Samo Lin na Win2000 ili XP,kao servis ili kao program.
//snip
It allows the Linux kernel to run as a program or service under Windows 2000 or XP without using a commercial PC virtualization system such as User Mode Linux or VMware.
Specifically, coLinux - a port of the 2.6 kernel - is "special driver software on the host operating system [that executes] the coLinux kernel in a privileged mode [known as ring 0 or supervisor mode]," says coLinux development team leader and project originator Dan Aloni.
Aloni goes on: "By constantly switching the machine's state between the host operating system state and the coLinux kernel state, coLinux is given full control of the physical machine's [Memory Management Unit] (such as paging and protection) in its own specially allocated address space, and is able to act just like a native kernel, achieving almost the same performance and functionality that can be expected from a regular Linux which could have ran on the same machine stand-alone."
To share hardware with the host operating system, coLinux does not access I/O devices directly.
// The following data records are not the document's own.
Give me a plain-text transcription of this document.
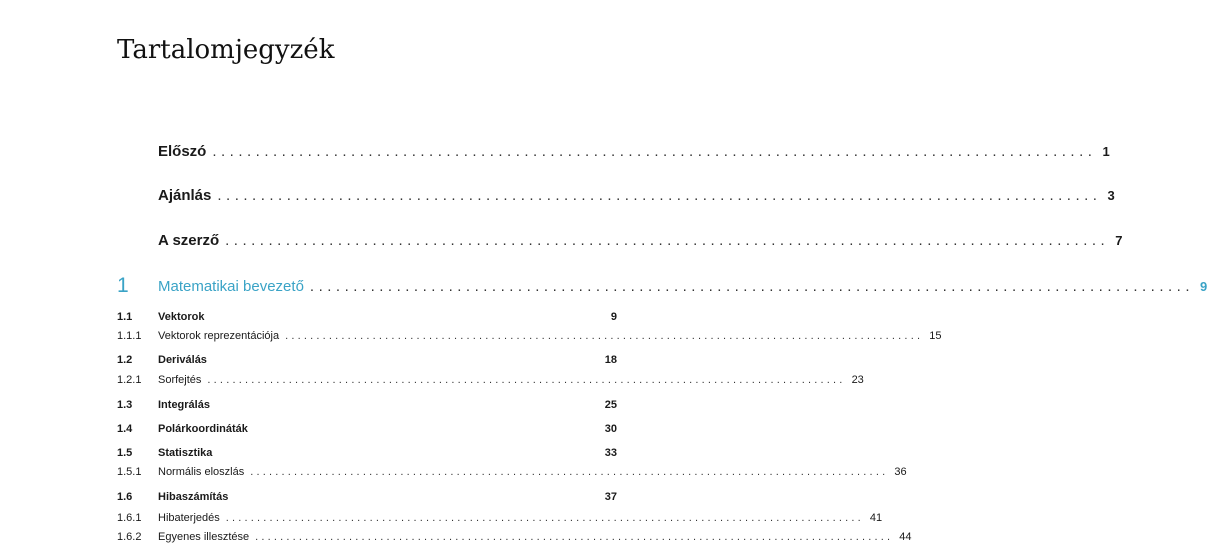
Tartalomjegyzék
Előszó ...................................................................................................... 1
Ajánlás ...................................................................................................... 3
A szerző ...................................................................................................... 7
1 Matematikai bevezető ...................................................................................................... 9
1.1 Vektorok	9
1.1.1 Vektorok reprezentációja ...................................................................................................... 15
1.2 Deriválás	18
1.2.1 Sorfejtés ...................................................................................................... 23
1.3 Integrálás	25
1.4 Polárkoordináták	30
1.5 Statisztika	33
1.5.1 Normális eloszlás ...................................................................................................... 36
1.6 Hibaszámítás	37
1.6.1 Hibaterjedés ...................................................................................................... 41
1.6.2 Egyenes illesztése ...................................................................................................... 44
Aloni says coLinux "interfaces with emulated devices provided by the coLinux drivers in the host operating system. . . . All real hardware interrupts are transparently forwarded to the host operating system, so this way the host operating system's control of the real hardware is not being disturbed and thus it continues to run smoothly."
The final crucial point is that, "since coLinux uses the same binary format for user-space executables as native Linux, coLinux can load and run an existing unmodified Linux distribution concurrently with the host operating system."
In other words, coLinux is really Linux and thus becomes a remarkably effective platform for learning how Linux works and for running those cool Linux-only applications under Windows.